- Leader: Pierre Claver Maganga Moussavou
- Founded: 1991
- Ideology: Social democracy
- Political position: Centre-left
- National Assembly: 1 / 121
- Senate: 2 / 100

= Social Democratic Party (Gabon) =

Political party in Gabon

The Social Democratic Party (Parti social-démocrate, PSD) is a political party in Gabon. It is part of the Presidential Majority coalition and is led by Pierre Claver Maganga Moussavou.

==History==
The PSD was established in 1991. Maganga Moussavou was nominated as its candidate for the 1993 presidential election, finishing fourth in a field of thirteen candidates with 3.6% of the vote. He ran again in the 1998 presidential election, this time finishing fifth out of the eight candidates with 1% of the vote.
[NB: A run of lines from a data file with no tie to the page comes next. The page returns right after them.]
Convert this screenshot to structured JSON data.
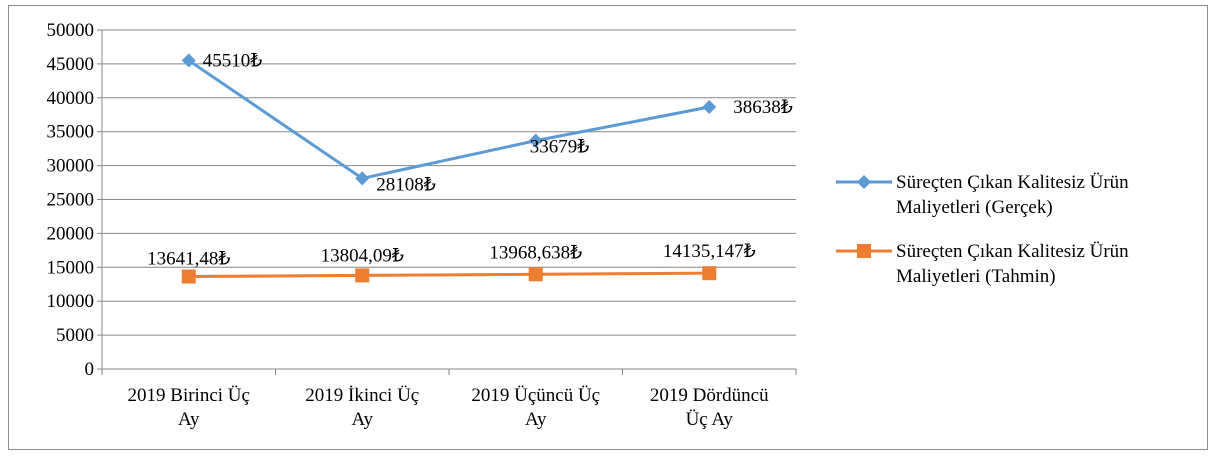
{
  "chart_data": {
    "type": "line",
    "title": "",
    "xlabel": "",
    "ylabel": "",
    "ylim": [
      0,
      50000
    ],
    "ytick_step": 5000,
    "grid": "horizontal",
    "legend_position": "right",
    "categories": [
      [
        "2019 Birinci Üç",
        "Ay"
      ],
      [
        "2019 İkinci Üç",
        "Ay"
      ],
      [
        "2019 Üçüncü Üç",
        "Ay"
      ],
      [
        "2019 Dördüncü",
        "Üç Ay"
      ]
    ],
    "series": [
      {
        "name": [
          "Süreçten Çıkan Kalitesiz Ürün",
          "Maliyetleri (Gerçek)"
        ],
        "color": "#5B9BD5",
        "marker": "diamond",
        "values": [
          45510,
          28108,
          33679,
          38638
        ],
        "labels": [
          "45510₺",
          "28108₺",
          "33679₺",
          "38638₺"
        ]
      },
      {
        "name": [
          "Süreçten Çıkan Kalitesiz Ürün",
          "Maliyetleri (Tahmin)"
        ],
        "color": "#ED7D31",
        "marker": "square",
        "values": [
          13641.48,
          13804.09,
          13968.638,
          14135.147
        ],
        "labels": [
          "13641,48₺",
          "13804,09₺",
          "13968,638₺",
          "14135,147₺"
        ]
      }
    ]
  }
}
The party won a single seat in the National Assembly in the 2001 parliamentary election, and subsequently joined the Gabonese Democratic Party (PDG)-led government. It did not put forward a candidate for the 2005 presidential election, but won two seat in the 2006 parliamentary election, in which it was part of the pro-PDG bloc.

Maganga Moussavou was nominated as the PSD candidate for the 2009 presidential election, finishing sixth in a field of eighteen candidates with 0.8% of the vote. The party was reduced to one seat in the 2011 parliamentary election.